If the bulls push the price above $0.46669, the digital currency is likely to pick up momentum and rally to $0.6270. It might face some resistance at $0.53127 and $0.570 but we expect these levels to be scaled.
Traders, who are long on our earlier recommendation can book profits on 50% of positions if the bulls struggle to scale above $0.46669. The rest of the positions can be held with the stop loss just below the 50-day SMA. The stops can thereafter be tightened further by trailing just below the 20-day EMA if the cryptocurrency breaks out and rallies closer to $0.53.
Our bullish view will be invalidated if the price reverses direction from the current levels and breaks down of both the moving averages. The trend will turn negative on a breakdown of $0.350.
LTC/USD
Litecoin is facing resistance close to $140 mark. Traders who had trailed their stop loss just below the previous day’s low–according to our recommendation given in the previous analysis–would have closed 50% of their position near $130. The remaining position can be held with the stop loss placed just below the 20-day EMA.
Both the moving averages are trending up and the RSI is in the positive territory, which shows that the bulls are at an advantage. If they can push the price above $144.34, a rally to $166.61 is probable.
Conversely, if the bears sink the price below the 20-day EMA, a drop to the 50-day SMA is likely. If this level also cracks, the slide will retest the critical support at $94.39, below which the trend will turn negative.
BCH/USD
Bitcoin Cash broke out of the 20-day EMA on June 13 and has been moving up gradually since then. However, the up-move lacks conviction. It will face resistance close to $452.75. But if the bulls succeed in breaking out of this level, the rally can extend to $483.33. If the momentum picks up, a move to the resistance line of the ascending channel is also possible.

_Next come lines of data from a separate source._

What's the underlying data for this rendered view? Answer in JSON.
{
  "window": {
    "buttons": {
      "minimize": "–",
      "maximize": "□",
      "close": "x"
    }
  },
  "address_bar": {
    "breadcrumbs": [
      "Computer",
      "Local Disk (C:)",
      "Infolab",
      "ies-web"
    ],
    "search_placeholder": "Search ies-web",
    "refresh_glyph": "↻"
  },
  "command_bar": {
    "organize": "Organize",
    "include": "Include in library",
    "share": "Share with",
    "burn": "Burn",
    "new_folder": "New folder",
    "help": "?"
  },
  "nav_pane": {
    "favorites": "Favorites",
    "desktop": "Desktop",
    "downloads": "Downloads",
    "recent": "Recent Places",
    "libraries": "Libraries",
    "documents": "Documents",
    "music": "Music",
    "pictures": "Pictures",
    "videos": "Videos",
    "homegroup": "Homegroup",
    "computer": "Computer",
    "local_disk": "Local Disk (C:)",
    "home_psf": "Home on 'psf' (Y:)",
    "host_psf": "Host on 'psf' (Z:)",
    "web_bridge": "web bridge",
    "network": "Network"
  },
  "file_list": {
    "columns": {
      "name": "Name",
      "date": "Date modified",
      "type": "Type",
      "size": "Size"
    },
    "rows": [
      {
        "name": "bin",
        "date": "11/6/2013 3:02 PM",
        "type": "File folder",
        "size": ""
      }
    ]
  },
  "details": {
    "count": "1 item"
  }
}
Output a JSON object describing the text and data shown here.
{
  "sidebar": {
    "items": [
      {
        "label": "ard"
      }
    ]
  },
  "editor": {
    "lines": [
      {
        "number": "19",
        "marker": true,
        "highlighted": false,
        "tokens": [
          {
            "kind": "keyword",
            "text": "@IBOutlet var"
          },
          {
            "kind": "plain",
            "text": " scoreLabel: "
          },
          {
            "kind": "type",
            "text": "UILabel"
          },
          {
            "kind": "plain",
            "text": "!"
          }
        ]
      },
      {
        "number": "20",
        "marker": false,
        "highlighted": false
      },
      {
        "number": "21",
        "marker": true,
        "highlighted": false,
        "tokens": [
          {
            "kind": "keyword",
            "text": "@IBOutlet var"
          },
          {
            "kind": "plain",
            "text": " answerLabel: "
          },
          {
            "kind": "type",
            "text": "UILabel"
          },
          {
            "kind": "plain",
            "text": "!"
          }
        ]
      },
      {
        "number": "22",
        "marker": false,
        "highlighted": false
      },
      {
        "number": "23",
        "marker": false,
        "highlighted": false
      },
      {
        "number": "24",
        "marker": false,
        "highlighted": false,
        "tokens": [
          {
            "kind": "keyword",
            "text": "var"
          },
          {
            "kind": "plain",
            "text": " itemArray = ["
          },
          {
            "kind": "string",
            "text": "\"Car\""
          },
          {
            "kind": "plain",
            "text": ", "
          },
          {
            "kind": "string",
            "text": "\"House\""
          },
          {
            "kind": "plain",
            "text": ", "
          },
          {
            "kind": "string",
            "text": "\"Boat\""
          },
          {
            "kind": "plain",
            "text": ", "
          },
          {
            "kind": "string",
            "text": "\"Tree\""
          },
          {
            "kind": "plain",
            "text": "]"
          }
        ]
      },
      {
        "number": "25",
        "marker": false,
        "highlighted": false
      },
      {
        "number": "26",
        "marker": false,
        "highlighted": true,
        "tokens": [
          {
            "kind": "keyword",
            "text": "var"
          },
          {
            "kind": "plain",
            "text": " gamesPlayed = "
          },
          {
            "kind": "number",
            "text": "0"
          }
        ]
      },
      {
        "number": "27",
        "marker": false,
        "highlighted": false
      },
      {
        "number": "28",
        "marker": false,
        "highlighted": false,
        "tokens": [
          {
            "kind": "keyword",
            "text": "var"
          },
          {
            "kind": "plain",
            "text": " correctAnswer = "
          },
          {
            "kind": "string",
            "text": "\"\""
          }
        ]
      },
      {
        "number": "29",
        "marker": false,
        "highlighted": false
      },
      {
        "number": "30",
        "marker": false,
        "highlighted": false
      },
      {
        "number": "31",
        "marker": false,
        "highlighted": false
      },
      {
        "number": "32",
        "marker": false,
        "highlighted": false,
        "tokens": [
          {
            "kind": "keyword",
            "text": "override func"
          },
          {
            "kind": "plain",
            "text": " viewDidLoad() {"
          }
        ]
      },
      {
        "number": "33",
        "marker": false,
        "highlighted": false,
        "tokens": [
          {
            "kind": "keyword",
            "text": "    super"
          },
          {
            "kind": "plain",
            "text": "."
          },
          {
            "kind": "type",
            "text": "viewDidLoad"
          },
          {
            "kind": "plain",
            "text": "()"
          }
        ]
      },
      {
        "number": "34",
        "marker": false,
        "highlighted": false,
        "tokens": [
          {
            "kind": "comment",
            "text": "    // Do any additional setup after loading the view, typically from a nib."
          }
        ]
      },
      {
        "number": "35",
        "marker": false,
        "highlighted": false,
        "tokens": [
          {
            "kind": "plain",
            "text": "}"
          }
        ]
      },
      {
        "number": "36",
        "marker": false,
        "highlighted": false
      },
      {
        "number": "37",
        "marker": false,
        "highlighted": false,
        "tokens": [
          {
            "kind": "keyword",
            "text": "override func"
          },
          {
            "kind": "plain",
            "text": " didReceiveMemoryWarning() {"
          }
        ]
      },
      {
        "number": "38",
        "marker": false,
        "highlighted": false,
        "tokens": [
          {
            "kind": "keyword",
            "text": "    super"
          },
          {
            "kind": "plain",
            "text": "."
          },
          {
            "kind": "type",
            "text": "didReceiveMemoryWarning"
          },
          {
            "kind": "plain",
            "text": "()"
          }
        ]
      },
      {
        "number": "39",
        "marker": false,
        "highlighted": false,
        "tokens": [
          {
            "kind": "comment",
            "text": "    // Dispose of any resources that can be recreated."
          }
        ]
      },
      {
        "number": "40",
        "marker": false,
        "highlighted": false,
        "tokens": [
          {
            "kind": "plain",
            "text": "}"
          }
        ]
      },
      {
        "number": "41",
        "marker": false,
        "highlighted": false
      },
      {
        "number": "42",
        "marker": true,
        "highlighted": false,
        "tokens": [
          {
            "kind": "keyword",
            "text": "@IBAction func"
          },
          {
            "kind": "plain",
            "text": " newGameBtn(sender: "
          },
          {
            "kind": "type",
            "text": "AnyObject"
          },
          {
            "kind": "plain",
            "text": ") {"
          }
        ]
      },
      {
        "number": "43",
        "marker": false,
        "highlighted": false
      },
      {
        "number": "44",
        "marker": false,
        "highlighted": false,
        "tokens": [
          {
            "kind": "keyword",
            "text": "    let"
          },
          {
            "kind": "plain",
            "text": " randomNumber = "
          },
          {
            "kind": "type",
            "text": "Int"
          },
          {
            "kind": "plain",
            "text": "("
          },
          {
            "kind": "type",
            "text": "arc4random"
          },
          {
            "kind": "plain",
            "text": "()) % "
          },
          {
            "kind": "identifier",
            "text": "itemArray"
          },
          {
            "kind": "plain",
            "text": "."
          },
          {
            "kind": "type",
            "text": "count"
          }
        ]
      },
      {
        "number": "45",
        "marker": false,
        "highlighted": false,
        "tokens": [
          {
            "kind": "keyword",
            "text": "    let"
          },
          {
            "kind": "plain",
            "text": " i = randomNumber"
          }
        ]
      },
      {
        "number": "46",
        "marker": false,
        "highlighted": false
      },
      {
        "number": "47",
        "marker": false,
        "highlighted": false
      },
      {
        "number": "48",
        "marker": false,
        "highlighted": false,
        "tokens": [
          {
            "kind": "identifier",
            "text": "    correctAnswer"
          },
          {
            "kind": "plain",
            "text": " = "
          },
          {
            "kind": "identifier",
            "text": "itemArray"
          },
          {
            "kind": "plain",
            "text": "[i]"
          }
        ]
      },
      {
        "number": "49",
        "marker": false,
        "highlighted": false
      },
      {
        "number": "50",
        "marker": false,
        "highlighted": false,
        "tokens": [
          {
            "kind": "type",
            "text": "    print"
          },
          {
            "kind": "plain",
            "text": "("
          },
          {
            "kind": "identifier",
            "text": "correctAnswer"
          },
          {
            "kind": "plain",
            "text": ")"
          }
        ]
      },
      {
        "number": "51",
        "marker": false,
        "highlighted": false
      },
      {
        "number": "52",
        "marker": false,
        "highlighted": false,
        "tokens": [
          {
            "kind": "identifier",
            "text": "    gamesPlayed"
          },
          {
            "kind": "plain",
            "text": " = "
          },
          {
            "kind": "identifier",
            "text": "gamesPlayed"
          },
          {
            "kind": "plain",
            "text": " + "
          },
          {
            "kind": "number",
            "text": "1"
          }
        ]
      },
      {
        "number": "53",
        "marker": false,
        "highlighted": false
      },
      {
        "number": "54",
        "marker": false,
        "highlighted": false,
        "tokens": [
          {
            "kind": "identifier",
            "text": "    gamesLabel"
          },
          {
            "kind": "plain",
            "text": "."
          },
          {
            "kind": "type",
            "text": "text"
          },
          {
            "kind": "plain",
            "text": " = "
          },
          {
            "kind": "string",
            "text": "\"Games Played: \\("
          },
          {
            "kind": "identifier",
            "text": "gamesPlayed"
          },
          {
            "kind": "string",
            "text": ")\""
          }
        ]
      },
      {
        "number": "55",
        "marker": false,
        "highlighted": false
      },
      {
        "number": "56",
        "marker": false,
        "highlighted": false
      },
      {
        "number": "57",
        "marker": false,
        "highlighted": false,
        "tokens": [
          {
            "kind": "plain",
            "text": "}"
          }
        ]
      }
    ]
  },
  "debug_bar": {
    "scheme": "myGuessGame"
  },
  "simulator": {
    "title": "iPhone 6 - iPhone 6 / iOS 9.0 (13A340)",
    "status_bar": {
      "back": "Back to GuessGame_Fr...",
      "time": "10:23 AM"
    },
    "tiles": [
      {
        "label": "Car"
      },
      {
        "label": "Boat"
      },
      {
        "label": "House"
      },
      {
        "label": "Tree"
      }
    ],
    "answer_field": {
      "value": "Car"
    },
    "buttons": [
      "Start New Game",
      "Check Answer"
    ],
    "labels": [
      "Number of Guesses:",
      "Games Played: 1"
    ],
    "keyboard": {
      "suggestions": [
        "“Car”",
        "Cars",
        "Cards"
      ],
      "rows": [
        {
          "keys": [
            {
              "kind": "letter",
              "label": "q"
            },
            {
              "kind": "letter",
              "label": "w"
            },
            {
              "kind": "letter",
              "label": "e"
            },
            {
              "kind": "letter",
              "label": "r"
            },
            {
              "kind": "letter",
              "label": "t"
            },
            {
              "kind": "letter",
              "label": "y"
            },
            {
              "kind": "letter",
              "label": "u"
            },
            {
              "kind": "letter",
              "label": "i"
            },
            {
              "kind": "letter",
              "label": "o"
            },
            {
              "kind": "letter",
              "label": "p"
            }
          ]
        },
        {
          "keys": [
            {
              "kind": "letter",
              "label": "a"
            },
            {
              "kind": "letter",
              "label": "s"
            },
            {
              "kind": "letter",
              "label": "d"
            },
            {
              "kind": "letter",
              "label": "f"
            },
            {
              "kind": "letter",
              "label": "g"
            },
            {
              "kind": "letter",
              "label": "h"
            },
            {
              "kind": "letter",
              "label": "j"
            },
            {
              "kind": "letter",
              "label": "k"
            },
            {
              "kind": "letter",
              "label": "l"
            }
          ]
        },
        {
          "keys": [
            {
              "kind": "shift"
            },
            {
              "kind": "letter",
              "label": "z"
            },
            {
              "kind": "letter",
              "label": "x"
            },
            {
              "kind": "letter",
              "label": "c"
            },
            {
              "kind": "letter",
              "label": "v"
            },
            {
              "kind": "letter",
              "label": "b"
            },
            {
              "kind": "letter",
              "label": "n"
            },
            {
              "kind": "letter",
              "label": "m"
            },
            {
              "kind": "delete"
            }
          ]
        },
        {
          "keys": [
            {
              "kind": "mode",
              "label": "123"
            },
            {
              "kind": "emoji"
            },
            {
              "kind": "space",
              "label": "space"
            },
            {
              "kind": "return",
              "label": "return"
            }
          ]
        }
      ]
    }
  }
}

On the contrary, if the price turns down from either of the overhead resistance levels and plummets below the 20-day EMA, it will lose momentum. We anticipate buyers to step in between the support line of the ascending channel and the 50-day SMA. If the price rebounds from this support zone, we might suggest a long position. But if the support zone breaks down, the trend will turn negative.